WINNSBORO — Pine Tree Players helped to get Fairfield County in the Christmas mood with a live radio play version of It’s A Wonderful Life. At the risk of overusing the word wonderful, director Brian Garner said the six showings were just that.

“The audiences were very appreciative and they loved the performance,” he stated.

According to Garner, It’s a Wonderful Life is the type of play that puts everyone in the Christmas mood.

“It’s a Wonderful Life is one of those elements of Christmas that, if you don’t see it at least once, it doesn’t feel like Christmas,” he stated in the playbill. “My wish this Christmas was for a talented cast and crew to put on this show and I got my wish and much more.”

The classic Christmas story was brought to life through a microphone and Garner believes the audience was able to view the play with their eyes closed.

“We had to work between the idea of a true radio play while injecting some character and movement on stage to entertain the crowd,” he said. “We’re such a visual society that we had to give the audience something in the theatre to look at.”

In spite of those challenges, the actors, actresses and Foley artist played their parts to a T. It was as if the cast was narrating the story and painted the picture in the viewers’ minds.

“I can’t say enough good things about my cast and crew because they pulled it off beautifully,” Garner stated. “I got such great support from the theater and everyone on the board. My cast was great and my crew was great.”

Five cast members played over 40 combined roles along with one Foley artist to create the sound effects. Garner said the cast’s close relationships made the performance blossom.

“We’re such a family and we’ve worked together on several productions,” he noted. “It would not have worked without them and everyone who did things behind the scenes.”

The Foley artist — played by Marcie Wedding — brought the show to life with sound effects that would be used to create the story to a radio audience.

“Marcie is awesome and came up with some of those sound effect ideas on her own,” Garner said. “She really threw herself into the part and it enhanced the performance a lot.”

Some of the differences in preparation for a “radio play” included less rehearsal than an average play because they were able to read from the script.

“As long as they (cast) knew their character then I was OK with that,” Garner said. “The cast was able to bring the characters out as well as reading their lines.”
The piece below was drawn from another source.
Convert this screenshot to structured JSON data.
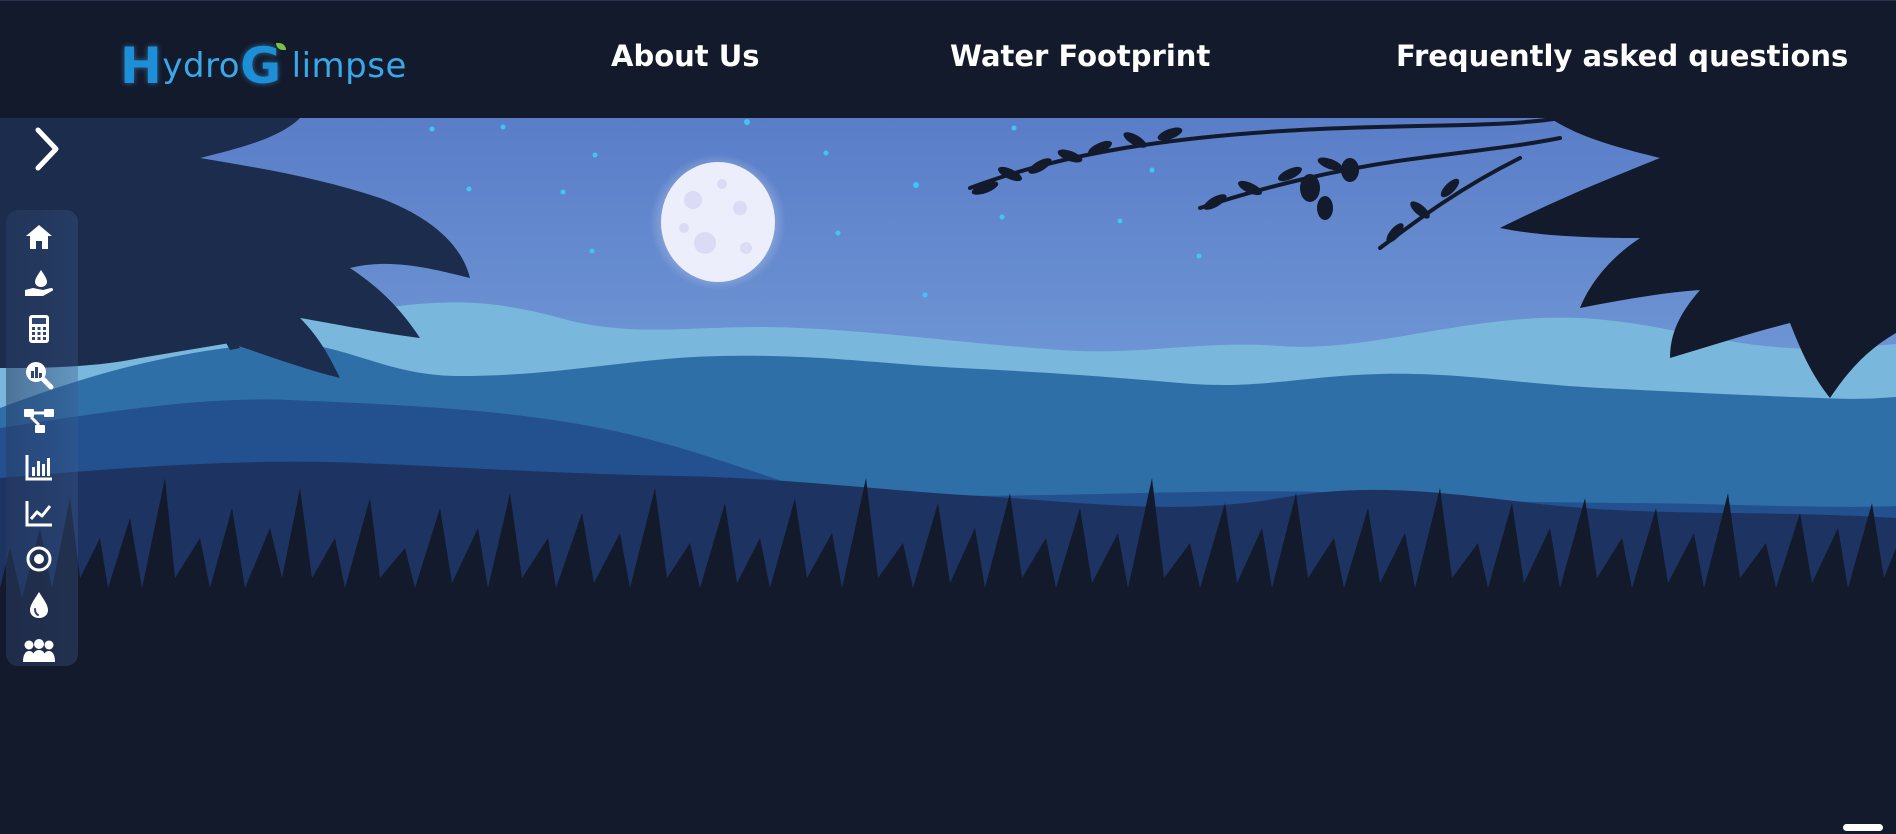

The next play on the bill for Pine Tree Players is “Hats,” which is about the trials of elderly ladies. Auditions have not been announced yet but for more information you can visit www.facebook.com/pinetreeplayhouse. The show will premiere during the fourth weekend in March It will be directed by Ginny McKinney.

Pine Tree Players’ annual meeting will be held at 6:30 p.m. Jan. 8. Members will decide on the shows that will run in the next year as well as vote for new officers on the board. Garner encourages the public and former cast members to attend.

“We really invite people to come to our annual meeting to see what all goes into theatre,” he noted. “The door is wide open and we’d like to see new people and even people we haven’t seen for awhile.”